Another element would be the preparation of contingency plans in case the risk does occur.




Management of Change (MoC):


Changes in an organization’s processes could introduce risks that emerge as a result of making the changes.


The three processes described above can be used in different combinations to manage these changes so as to minimize risks, and thereby contribute to overall risk management.


ISO Standards on Quality Management Systems (QMS) have evolved since 1987 through ISO 9001:2015 and matured to a level that now the standard requires users to engage in Risk Management through a process of Risk Based Thinking.

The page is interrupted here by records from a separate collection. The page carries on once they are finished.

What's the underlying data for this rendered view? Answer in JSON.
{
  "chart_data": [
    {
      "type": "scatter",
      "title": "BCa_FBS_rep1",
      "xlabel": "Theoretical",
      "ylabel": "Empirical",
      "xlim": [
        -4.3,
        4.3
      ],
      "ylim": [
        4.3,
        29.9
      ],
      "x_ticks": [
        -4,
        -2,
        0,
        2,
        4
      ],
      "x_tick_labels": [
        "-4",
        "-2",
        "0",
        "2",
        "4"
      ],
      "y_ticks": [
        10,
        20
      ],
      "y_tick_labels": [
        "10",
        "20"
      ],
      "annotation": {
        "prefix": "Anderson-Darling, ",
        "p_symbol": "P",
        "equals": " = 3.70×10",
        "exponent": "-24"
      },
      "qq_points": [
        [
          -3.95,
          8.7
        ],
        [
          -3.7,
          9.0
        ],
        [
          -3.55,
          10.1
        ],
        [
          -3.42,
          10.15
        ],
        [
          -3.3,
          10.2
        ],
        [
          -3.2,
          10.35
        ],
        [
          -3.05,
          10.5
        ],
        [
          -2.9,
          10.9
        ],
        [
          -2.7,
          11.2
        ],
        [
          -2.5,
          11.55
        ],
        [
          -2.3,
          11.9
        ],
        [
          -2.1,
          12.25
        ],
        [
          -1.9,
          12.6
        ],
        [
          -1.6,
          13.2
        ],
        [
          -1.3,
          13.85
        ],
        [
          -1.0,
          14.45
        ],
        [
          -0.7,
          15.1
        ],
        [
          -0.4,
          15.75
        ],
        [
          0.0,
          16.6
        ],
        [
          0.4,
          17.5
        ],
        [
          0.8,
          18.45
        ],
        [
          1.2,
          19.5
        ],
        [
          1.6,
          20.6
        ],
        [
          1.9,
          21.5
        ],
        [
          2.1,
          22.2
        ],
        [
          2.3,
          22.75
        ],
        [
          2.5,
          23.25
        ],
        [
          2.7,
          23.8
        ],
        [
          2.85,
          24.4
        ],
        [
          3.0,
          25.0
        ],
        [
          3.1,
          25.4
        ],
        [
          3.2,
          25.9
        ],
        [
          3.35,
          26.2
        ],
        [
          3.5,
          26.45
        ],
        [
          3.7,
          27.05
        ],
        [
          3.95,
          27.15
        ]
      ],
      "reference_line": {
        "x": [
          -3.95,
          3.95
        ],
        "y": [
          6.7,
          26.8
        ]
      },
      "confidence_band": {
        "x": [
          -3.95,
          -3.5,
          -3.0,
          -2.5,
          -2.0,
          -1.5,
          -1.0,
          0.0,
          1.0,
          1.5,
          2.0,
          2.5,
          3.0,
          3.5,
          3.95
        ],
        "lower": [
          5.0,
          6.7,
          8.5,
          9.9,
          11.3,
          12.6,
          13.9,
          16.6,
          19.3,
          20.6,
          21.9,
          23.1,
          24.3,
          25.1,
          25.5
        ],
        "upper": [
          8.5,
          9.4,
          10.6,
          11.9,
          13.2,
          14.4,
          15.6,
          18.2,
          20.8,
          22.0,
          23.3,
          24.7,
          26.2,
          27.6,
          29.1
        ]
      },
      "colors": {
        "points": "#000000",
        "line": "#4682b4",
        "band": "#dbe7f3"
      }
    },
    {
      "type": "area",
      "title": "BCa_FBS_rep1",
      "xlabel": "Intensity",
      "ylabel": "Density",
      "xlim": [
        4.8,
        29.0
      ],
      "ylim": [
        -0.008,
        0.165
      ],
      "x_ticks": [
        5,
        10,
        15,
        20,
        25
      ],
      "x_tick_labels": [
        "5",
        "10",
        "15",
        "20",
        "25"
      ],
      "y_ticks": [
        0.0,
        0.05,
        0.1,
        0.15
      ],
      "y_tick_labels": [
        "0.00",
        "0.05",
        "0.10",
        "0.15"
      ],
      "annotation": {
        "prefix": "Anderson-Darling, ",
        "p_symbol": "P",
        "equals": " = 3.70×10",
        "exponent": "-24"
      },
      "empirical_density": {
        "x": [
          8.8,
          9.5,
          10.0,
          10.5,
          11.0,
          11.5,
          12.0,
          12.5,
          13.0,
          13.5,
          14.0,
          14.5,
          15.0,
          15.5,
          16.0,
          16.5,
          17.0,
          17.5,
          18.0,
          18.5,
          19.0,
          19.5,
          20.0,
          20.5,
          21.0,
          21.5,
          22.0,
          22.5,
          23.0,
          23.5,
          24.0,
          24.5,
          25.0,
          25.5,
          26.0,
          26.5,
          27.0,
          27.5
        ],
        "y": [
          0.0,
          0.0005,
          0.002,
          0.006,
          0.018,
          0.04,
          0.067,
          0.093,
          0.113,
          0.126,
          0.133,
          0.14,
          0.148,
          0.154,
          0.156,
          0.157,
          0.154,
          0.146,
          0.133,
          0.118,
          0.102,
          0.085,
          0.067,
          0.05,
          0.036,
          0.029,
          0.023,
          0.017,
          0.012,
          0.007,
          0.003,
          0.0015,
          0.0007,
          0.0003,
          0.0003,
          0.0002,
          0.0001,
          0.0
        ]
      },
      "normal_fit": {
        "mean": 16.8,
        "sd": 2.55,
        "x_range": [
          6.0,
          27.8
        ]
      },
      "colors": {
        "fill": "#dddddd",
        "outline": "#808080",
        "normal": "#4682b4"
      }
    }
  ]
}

Practitioners will likely notice that the Corrective Action & Preventive Action processes of earlier standards have always incorporated these risk avoidance principles.




Conclusion

The avoidance of risk has been the core motivator for the design of Quality Management Systems and Standards to facilitate same. The new ISO 9001:2015 has finally brought this to the forefront, with about seventy five references to risk, risk management based thinking and “opportunities”, a positive rendition of risk.

 

The tools described above should assist the user to address risks, all the way from identification to close out on a global basis. Students of Quality Management Systems will notice that the amalgam of the different tools can be considered to be a complete treatment of the erstwhile Corrective and Preventive Actions in previous Quality Management Standards QMS. In fact, some companies may elect to string the different components together to produce a robust Corrective Action and Preventive Action!. The difference is that the concept of “Risk Based Thinking” encourages users to think through what applies to particular circumstances and use the best combination. For example, the chain of techniques could be aborted when appropriate.

 

Risks could be identified from Nonconformance, in which case the resultant string would be a traditional Corrective Action. Risks that are forecasted (without Nonconformance) would result in the traditional “Preventive Action”.